Walking for the duration of your meeting is a great strategy for a small group of people, just two or three. Pick a destination, walk through a nearby park, or take a stroll around the building instead of sitting still in an office or coffee shop. It’s an ideal opportunity to get up, stretch your legs, and squeeze in a little bit of exercise – plus, the act of walking has been shown to boost creative output by up to 60%.
As an employer, you can encourage walking meetings to get your employees up from their desks and moving. If you’re meeting with an employee, ask them if they would be interested in walking instead. For more details, Harvard Business Review have compiled some helpful tips on how to get the most out of your walking meetings.
Stairs Over Lifts
Choose the stairs over the lift whenever you can. This extra bit of physical activity will break up your sedentary day while helping you stay fit and healthy. You should even challenge others in your workplace to do the same.

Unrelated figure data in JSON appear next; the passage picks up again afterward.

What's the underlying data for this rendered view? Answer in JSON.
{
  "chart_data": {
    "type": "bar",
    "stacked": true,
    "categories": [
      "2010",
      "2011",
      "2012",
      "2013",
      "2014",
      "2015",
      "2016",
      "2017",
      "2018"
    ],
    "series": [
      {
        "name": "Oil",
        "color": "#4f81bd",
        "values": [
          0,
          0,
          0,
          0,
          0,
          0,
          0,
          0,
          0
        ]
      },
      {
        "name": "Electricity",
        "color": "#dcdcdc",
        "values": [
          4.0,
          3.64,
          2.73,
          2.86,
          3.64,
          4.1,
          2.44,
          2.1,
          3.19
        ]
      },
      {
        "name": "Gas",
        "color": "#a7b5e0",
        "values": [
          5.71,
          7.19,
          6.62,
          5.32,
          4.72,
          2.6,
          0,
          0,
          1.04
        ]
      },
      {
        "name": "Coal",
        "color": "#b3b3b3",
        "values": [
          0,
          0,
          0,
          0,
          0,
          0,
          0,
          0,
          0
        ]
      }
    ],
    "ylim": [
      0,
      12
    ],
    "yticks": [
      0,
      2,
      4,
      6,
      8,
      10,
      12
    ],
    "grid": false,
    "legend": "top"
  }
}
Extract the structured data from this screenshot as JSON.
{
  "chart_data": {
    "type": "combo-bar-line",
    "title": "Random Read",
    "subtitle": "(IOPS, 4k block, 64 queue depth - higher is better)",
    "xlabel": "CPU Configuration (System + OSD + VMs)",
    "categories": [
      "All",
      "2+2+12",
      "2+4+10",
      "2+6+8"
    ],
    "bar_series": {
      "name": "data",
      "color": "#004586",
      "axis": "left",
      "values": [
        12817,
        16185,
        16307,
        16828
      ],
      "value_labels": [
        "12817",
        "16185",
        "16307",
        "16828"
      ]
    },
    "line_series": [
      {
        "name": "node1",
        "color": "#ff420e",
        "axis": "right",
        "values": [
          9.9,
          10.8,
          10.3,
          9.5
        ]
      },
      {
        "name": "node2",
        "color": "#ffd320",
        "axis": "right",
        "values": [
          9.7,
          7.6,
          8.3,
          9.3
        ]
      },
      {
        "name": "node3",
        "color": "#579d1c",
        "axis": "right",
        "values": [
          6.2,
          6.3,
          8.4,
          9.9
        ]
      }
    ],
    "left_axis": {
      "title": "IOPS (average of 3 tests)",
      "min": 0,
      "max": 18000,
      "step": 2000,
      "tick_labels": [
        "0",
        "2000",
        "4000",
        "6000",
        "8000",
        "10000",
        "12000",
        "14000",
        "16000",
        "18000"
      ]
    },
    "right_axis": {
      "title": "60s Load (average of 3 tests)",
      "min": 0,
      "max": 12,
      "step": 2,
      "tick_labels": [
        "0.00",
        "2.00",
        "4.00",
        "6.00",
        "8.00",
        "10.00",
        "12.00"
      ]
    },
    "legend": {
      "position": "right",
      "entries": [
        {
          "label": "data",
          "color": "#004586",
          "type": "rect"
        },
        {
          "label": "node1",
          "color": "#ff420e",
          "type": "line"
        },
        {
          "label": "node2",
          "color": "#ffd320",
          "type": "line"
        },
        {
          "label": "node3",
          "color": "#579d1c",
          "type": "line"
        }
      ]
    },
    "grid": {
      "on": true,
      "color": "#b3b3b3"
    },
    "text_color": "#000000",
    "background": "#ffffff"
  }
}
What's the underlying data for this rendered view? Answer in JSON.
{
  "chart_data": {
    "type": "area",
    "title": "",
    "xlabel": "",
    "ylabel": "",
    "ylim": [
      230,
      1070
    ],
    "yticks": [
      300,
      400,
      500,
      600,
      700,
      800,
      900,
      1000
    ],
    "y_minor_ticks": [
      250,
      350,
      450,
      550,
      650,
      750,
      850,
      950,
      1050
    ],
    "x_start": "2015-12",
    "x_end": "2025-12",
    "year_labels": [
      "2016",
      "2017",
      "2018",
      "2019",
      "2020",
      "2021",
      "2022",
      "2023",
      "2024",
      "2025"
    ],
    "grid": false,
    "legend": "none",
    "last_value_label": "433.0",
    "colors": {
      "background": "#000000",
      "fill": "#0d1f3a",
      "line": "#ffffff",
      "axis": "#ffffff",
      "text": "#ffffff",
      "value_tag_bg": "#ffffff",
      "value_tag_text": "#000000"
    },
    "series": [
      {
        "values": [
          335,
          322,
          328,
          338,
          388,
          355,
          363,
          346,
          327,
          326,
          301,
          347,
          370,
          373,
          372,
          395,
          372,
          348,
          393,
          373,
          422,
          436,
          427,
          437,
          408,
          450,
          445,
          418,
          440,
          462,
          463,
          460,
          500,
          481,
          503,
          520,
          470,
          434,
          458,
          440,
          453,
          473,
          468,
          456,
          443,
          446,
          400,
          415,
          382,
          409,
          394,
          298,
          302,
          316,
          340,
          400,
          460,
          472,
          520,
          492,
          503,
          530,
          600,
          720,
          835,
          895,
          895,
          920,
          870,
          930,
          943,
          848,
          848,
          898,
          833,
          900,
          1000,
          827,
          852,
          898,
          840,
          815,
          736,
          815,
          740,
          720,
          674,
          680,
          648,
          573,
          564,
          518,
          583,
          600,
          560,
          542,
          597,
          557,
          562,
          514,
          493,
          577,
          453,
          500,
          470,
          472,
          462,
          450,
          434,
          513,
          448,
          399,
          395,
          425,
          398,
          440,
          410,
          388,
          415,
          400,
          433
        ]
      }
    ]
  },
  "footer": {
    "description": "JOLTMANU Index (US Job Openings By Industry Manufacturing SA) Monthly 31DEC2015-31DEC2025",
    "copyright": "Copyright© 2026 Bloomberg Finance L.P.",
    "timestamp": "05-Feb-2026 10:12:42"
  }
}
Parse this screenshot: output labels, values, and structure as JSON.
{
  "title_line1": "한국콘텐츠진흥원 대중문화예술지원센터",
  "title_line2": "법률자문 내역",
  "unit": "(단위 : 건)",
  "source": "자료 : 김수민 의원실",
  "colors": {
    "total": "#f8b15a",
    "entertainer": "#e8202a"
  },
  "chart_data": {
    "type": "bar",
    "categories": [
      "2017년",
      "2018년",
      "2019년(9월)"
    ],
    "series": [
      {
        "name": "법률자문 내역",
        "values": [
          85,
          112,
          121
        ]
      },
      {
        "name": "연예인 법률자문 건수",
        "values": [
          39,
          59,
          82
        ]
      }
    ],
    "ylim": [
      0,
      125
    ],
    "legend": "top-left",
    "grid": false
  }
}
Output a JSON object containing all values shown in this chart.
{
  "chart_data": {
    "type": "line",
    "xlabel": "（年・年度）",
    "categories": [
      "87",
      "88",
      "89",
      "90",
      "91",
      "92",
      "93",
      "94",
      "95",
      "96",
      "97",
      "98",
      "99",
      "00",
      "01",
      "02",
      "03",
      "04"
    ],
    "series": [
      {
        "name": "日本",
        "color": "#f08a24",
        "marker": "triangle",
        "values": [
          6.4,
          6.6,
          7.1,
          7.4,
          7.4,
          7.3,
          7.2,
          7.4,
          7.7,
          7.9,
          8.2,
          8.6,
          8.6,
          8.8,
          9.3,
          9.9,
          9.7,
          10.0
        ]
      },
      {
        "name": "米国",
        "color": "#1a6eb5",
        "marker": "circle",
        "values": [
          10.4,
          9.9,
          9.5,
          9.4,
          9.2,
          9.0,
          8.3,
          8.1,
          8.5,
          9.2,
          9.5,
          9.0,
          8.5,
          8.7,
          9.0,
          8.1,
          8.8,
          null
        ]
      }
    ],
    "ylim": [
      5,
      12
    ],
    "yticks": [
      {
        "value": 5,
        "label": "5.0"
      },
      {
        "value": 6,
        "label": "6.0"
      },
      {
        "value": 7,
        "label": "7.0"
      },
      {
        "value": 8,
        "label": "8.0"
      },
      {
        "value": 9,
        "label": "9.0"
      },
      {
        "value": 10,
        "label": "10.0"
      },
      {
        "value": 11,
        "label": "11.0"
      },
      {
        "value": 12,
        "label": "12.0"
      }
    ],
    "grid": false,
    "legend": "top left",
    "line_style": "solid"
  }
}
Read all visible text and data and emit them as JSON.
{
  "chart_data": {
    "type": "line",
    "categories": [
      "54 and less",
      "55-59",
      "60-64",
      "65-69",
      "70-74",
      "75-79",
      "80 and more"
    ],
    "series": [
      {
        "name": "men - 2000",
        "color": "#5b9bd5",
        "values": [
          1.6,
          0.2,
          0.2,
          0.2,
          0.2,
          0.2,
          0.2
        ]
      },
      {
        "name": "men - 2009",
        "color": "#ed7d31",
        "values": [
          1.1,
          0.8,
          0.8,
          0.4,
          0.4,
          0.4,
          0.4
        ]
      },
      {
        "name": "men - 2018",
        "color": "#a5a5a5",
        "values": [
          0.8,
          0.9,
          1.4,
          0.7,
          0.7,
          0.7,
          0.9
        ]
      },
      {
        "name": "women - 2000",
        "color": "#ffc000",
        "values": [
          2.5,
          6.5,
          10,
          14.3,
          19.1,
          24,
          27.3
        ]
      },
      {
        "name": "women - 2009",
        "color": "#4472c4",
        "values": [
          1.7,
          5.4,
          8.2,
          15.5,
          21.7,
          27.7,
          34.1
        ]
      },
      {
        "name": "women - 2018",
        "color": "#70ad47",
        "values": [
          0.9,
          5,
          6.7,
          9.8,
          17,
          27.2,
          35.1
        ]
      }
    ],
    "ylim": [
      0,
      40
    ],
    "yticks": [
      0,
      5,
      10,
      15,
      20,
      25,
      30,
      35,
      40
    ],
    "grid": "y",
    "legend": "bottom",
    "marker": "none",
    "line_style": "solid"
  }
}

Employers can encourage taking the stairs amongst their staff by rewarding those who do. Consider making it a competition between employees, departments, or building floors. Who took the stairs the most in one month? Or how many days in a row? There’s nothing wrong with some ‘healthy competition’ around the office!
Stand or Walk When on Break
When you take a break at work, get up from your desk. Try to avoid browsing the internet or social media sites and instead take a walk outside or even just a stroll around the office. Not only will this give your eyes a much-needed rest after hours spent staring at a screen, but it will get your blood pumping as well – leaving you feeling more energised for the rest of the day. After all, every little bit counts when it comes to limiting your sedentary behaviour at work.
As an employer, encourage your employees to get away from their desks during break times. Have a clean space for your workforce to take breaks and if the weather suits, suggest they take those breaks outside. Don’t forget to lead by example and get away from your own desk from time to time.
Key Takeaway: Champion The Health and Wellbeing of Your Employees
While today, World Health Day, is a welcome reminder for all of us – employees and management alike, to look after our physical and mental health in the workplace. Any attempt to grapple the adverse health effects caused by a disproportionate amount of time engaging in sedentary behaviour should be on the forefront of all of our minds as we return to the humdrum of office life. As listed above, the promotion of the aforementioned strategies to reduce sedentary behaviour in the workplace offers a practical solution to what is a stark threat to global health.
On a final note, while a reduction in sedentary behaviour does not represent a cure-all for the adverse health difficulties experienced by workers, it presents an opportunity for employers to champion the health and wellbeing of their employees – creating meaningful change in the process.